Pipistrelli arrive également d'Afrique à Lampedusa: une sorte de miniotor jamais vu en Europe a découvert
Une chauve-souris africaine identifiée pour la première fois en Europe: à Lampedusa la présence du minioptère Maghreb, avec des implications cruciales pour la conservation de la biodiversité.
Entre les ruelles antiques et les cavités naturelles de l'île de Lampedusa, où le souffle de la Méditerranée se mélange avec l'écho du Sahara, une chauve-souris africaine a fait son apparition, marquant un événement de portée scientifique. Le Miniopterus Maghrebensiségalement connu sous le nom Miniottero del Maghrebétait identifié pour la première fois sur le territoire européen par un groupe de chercheurs du Conseil national de recherche (CNR) et du National Center for Biodiversity (NBFC).

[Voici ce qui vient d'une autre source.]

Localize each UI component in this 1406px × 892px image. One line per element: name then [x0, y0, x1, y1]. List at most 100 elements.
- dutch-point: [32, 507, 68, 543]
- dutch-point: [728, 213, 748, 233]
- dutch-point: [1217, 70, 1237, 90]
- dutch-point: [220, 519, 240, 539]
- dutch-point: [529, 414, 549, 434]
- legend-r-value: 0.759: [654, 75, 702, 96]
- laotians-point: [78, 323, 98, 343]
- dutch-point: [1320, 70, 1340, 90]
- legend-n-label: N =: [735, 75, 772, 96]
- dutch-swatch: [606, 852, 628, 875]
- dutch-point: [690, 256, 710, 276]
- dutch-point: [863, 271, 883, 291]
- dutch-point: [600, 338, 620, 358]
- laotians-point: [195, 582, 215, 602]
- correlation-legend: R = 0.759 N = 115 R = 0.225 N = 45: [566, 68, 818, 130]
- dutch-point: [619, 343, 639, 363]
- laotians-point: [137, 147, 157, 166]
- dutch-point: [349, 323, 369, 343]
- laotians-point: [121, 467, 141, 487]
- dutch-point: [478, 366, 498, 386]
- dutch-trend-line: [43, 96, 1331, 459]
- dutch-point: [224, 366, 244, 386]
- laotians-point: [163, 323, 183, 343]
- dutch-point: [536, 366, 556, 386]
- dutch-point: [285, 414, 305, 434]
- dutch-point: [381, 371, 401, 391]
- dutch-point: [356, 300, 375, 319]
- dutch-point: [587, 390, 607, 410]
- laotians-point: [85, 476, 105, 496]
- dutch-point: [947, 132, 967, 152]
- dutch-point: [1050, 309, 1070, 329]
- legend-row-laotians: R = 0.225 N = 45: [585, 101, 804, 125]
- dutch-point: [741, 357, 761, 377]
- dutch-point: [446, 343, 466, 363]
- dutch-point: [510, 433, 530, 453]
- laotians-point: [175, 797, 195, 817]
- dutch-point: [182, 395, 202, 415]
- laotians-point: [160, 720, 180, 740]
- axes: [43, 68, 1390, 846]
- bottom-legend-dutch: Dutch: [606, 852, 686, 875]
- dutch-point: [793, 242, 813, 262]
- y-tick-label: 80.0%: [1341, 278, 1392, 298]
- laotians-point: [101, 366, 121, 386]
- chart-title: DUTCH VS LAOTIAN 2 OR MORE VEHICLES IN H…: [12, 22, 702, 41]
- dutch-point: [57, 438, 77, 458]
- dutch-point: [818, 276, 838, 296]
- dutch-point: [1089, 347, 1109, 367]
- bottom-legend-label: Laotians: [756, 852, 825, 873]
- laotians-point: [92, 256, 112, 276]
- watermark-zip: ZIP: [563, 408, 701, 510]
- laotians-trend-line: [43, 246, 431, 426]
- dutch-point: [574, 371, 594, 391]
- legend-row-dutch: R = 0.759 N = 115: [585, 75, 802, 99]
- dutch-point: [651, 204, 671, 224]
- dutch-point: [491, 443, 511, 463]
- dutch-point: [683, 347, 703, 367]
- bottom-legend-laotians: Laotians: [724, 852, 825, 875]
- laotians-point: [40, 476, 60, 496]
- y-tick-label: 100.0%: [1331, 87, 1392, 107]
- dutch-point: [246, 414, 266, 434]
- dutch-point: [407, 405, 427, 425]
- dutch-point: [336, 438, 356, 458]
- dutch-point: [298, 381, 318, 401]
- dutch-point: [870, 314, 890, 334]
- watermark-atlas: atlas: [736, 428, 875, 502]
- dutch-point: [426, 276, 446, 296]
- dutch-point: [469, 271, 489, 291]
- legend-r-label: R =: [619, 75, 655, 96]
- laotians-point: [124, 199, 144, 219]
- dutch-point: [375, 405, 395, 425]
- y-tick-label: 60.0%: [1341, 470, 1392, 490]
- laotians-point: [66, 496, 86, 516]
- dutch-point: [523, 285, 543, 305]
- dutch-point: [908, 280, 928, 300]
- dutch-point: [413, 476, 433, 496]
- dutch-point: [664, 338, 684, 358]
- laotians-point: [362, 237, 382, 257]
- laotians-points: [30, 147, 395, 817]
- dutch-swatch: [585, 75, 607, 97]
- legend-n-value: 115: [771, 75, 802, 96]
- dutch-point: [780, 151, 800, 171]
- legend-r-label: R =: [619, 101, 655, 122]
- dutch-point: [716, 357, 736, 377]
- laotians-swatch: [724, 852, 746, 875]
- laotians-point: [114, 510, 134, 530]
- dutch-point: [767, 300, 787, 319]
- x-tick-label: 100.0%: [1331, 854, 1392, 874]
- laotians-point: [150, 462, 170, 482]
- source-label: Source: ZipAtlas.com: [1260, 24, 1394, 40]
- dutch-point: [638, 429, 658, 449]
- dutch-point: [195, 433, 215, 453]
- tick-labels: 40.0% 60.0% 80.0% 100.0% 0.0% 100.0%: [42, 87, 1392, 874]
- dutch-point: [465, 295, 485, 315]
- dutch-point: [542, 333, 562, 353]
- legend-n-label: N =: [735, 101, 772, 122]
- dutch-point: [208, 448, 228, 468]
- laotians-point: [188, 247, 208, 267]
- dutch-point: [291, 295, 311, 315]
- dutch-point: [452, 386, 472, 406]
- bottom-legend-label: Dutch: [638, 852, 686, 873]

La découverte a été publiée dans le magazine de biologie des mammifères, et en plus d'élargir les limites géographiques bien connues de l'espèce, il ouvre des scénarios inédits sur la distribution de Chiroteri dans le bassin méditerranéen.
Recherche
La découverte est le résultat d'une enquête généralisée menée en octobre 2024 sur l'île de Lampedusa par une équipe conjointe de laInstitut de recherche sur l'eau (CNR-IRSA) de Verbaniade'Institut de recherche sur les écosystèmes terrestres (CNR-ATET) de Florence et du Nbfc. La recherche a combiné des outils de surveillance acoustique automatique, une analyse génétique sur Guano collectée dans des sites stratégiques et des inspections d'abris hypogéaux – y compris les dieux Bunker datant de la Seconde Guerre mondialeAujourd'hui, ils sont devenus d'excellents abris pour la faune de nuit.


«Les petites îles sont des écosystèmes fragiles, souvent ignorés mais cruciaux. À Lampedusa, la combinaison de la rareté de l'eau, du changement climatique et de la pression anthropique met un risque grave pour la survie des chauves-souris », explique-t-il Fabrizio GiliChercheur CNR-IRSA et partie active du groupe d'étude. «Historiquement, les rapports étaient fragmentaires. Ce n'est que maintenant, grâce à une œuvre systématique, les données émergent qui renvoient l'image d'une communauté plus riche et génétiquement distincte ».
Précisément des champions collectés près de l'ancien cimetière de l'île, les analyses génétiques menées dans les ateliers de Florence ont révélé des séquences compatibles avec le Miniopterus maghrebensis, surtout connu jusqu'à présent au Maroc, en Algérie et en Tunisie. La confirmation génétique de l'identité africaine du petit chiroptère représente une première absolue pour l'Europe.
La découverte a des implications beaucoup plus larges que la simple nouveauté taxonomique. La reconnaissance officielle de l'espèce sur le territoire européen implique automatiquement l'extension des mesures de protection prévues par l'accord de chauve-souris – une partie de la Convention de Bonn – pour la protection des chauves-souris et de leurs habitats. L'inclusion du minioptère Maghreb porterait ainsi à 56 le nombre total d'espèces européennes protégées par le traité.
L'enquête ne s'est pas limitée à Miniopterus, étant donné que l'équipe de recherche a en fait documenté la présence d'au moins Sept autres espèces sur l'île. Parmi ces ressorts Oreilles de Gaisler (Plecotus Gaisleri), jusqu'à présent attesté en Europe uniquement à Malte et Pantelleria, et le Horseshoe de Mehely (Rhinolophus mehelyi), chiroptre rare et distribution discontinue dans le bassin méditerranéen. Pour les deux espèces, l'analyse génétique a mis en évidence les apotypes mitochondriaux non publiés, à l'exclusion de l'île de Lampedusa: un fort indice d'isolement génétique et d'adaptation locale.


« C'est un héritage génétique qui n'a pas d'égal ailleurs », souligne Gili. «Les populations insulaires, précisément en raison de leur condition d'isolement, ont tendance à développer des caractéristiques uniques. Mais cette unicité, sinon protégé de manière adéquate, risque de se dissoudre avant qu'il ne soit même entièrement compris ».
Perspectives pour l'avenir
L'étude souligne donc combien L'image du chirotterofauna européen est encore sombresurtout dans les petites îles de la Méditerranée. Ces territoires, trop souvent considérés comme marginaux, se révèlent plutôt être des ateliers de biodiversité naturels, des cercueils miniatures où l'évolution joue ses matchs silencieux mais décisifs.
La recherche menée à Lampedusa représente Un exemple vertueux de collaboration interdisciplinaire et d'approche non invasivecapable de retourner des informations fondamentales sans perturber les espèces observées. Une façon de suivre, d'urgence et de continuité, de comprendre et de protéger la riche richesse naturaliste de notre continent.